The third instalment of Matana Roberts’ Coin Coin presents an utterly overwhelming listening experience—a densely netted mass of images, information, and deeply visceral sensations, so profusely intelligible that it becomes opaque with stimuli.
 
Where the previous two volumes were ensemble records that often felt like a live show, the impression of the third is anything but that, with Roberts drawing on her own resources exclusively—mostly voice and saxophone—and layering them improvisationally in the studio, with assistance from Radwan Moumneh.
 
Although the disc is broken up into individually named tracks, one’s experience of the album is almost atemporal, akin to a continuous mesmeric exploration of a single moment from myriad perspectives.
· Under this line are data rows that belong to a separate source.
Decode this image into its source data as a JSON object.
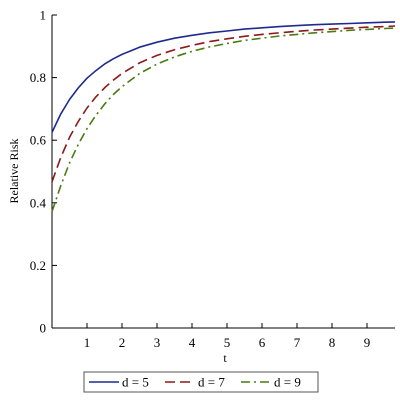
{
  "chart_data": {
    "type": "line",
    "xlabel": "t",
    "ylabel": "Relative Risk",
    "xlim": [
      0,
      9.8
    ],
    "ylim": [
      0,
      1
    ],
    "xticks": [
      "1",
      "2",
      "3",
      "4",
      "5",
      "6",
      "7",
      "8",
      "9"
    ],
    "yticks": [
      "0",
      "0.2",
      "0.4",
      "0.6",
      "0.8",
      "1"
    ],
    "grid": false,
    "legend_position": "bottom",
    "x": [
      0,
      0.25,
      0.5,
      0.75,
      1,
      1.25,
      1.5,
      1.75,
      2,
      2.5,
      3,
      3.5,
      4,
      4.5,
      5,
      5.5,
      6,
      6.5,
      7,
      7.5,
      8,
      8.5,
      9,
      9.5,
      9.8
    ],
    "series": [
      {
        "name": "d = 5",
        "color": "#1f2a8f",
        "dash": "solid",
        "values": [
          0.625,
          0.684,
          0.73,
          0.767,
          0.798,
          0.822,
          0.843,
          0.86,
          0.874,
          0.897,
          0.913,
          0.926,
          0.935,
          0.943,
          0.949,
          0.955,
          0.959,
          0.963,
          0.966,
          0.969,
          0.971,
          0.973,
          0.975,
          0.977,
          0.978
        ]
      },
      {
        "name": "d = 7",
        "color": "#8b1a1a",
        "dash": "dash",
        "values": [
          0.467,
          0.545,
          0.609,
          0.66,
          0.703,
          0.738,
          0.767,
          0.792,
          0.813,
          0.847,
          0.871,
          0.889,
          0.903,
          0.915,
          0.924,
          0.932,
          0.938,
          0.943,
          0.948,
          0.952,
          0.955,
          0.958,
          0.961,
          0.963,
          0.965
        ]
      },
      {
        "name": "d = 9",
        "color": "#4a7a12",
        "dash": "dashdot",
        "values": [
          0.372,
          0.455,
          0.527,
          0.587,
          0.637,
          0.679,
          0.715,
          0.746,
          0.771,
          0.813,
          0.843,
          0.866,
          0.884,
          0.898,
          0.909,
          0.919,
          0.926,
          0.933,
          0.938,
          0.943,
          0.947,
          0.951,
          0.954,
          0.957,
          0.958
        ]
      }
    ]
  }
}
Emotionally the album is equally feverish, interleaving anxiety and tenderness, anger and resignation, joy and disgust in ways that are profoundly vibrant but sit in alarming discord with mundane experience and expression.
 
Constantly shifting clusters of long tones frame the various streams of other activity: softly rendered American traditional songs (including The Star Spangled Banner), fierce saxophone cascades, whispered quotations from texts about the abolition of the slave trade, field recordings, samples from Malcolm X’s 1965 lecture “Confronting White Oppression,” excoriating walls of synthesizer noise, and bold melismatic vocalizations.
 

With this album, Roberts has accomplished a genuinely rare feat. She’s deployed a conspicuously lucid conceptual framework full of citation and pointed political critique, yet she’s able to reconcile it with an approach so intuitive and audaciously personal that the music borders on impenetrability. To have this all disorient and resonate so deeply, while managing balance, coherence, and intense relevance (especially in light of all the events leading up to, and following the Ferguson ruling), is nothing short of brilliant.